Tybring-Gjedde is currently married to his second wife Ingvil Smines Tybring-Gjedde, who was also his childhood sweetheart from their time at Kristelig Gymnasium. They re-acquainted after his election to parliament in 2005 and got married in Rome in 2009. They have four children combined with previous marriages. A fellow member of the Progress Party and former senior advisor for Innovation Norway and the Ministry of Foreign Affairs, she was appointed state secretary in the Ministry of Petroleum and Energy in 2015, and Minister of Public Security in 2019. Tybring-Gjedde said he was proud of his wife, who refused to go to Iran in 2017, where she would have to wear the compulsory hijab. Prior to his first marriage to Randi Myklebust, Tybring-Gjedde had a Pakistani roommate for almost two years during his time as a student in Denver. His daughter from his first marriage Mathilde Tybring-Gjedde is also a member of the Norwegian parliament, but for the Conservative Party. He is a member of the Church of Norway.

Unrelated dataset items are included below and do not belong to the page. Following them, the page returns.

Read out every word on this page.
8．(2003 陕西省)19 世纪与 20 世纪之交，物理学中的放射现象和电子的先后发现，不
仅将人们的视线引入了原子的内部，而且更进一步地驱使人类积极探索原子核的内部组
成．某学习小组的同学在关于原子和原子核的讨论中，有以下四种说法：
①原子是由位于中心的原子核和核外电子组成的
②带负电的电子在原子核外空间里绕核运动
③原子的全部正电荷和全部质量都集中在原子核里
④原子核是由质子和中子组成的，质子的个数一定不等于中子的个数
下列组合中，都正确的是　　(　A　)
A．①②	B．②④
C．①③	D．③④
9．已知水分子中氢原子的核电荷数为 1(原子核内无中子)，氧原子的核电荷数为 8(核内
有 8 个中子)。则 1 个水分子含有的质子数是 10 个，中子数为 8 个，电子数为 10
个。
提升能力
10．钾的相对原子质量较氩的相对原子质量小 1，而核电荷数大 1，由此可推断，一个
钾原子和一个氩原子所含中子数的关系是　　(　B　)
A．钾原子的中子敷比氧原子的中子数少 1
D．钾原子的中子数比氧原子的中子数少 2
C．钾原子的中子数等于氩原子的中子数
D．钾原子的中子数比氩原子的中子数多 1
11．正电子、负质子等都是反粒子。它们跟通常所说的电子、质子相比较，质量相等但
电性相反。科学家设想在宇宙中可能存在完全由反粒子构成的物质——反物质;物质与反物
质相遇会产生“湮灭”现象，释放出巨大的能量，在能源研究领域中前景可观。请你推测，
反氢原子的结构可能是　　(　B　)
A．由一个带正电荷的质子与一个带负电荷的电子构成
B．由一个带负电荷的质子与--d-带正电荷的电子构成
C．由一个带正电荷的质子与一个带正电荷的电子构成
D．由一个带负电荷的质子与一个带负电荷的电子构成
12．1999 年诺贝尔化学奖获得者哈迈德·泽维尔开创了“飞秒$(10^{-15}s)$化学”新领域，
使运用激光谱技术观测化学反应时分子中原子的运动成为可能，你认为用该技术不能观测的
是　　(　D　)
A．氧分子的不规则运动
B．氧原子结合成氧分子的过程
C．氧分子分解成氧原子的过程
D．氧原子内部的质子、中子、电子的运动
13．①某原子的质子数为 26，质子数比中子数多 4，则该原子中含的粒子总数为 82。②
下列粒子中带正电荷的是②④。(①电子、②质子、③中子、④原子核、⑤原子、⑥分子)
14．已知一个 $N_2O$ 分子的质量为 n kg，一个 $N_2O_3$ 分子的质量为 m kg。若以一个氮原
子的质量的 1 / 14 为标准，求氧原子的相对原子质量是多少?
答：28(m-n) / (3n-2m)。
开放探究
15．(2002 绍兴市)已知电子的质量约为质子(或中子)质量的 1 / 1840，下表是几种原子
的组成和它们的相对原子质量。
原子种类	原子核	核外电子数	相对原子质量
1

He is currently estranged from his parents after a dispute over his divorce from his first wife. He is reported to have forfeited millions of NOK from the family business due to this. According to him, he is financially cut off from his original inheritance, although his father refuted this in 2013. He has said that he has not met or spoken to his father for several years, and that he is open about his family having "many issues".

In December 2011 it was reported that Tybring-Gjedde had gone on sick leave due to threats. He has later publicly related about becoming sick due to heated hostility towards him in the media, harassment and death threats, requiring police protection at times, as part of a backlash following the 2011 Norway attacks. His wife has spoken out against him being scapegoated and singled out by the media for his views. Diagnosed with stress syndrome, he has experienced epileptic seizures and episodes of amnesia.

Tyvring-Gjedde and his wife were among the people threatened in connection with the play Ways of seeing in 2019. Laila Bertheussen was later sentenced for sending the threats.

==Bibliography==
- Tybring-Gjedde, Christian (2014). Mens orkesteret fortsetter å spille. Cappelen Damm. ISBN 9788202453831.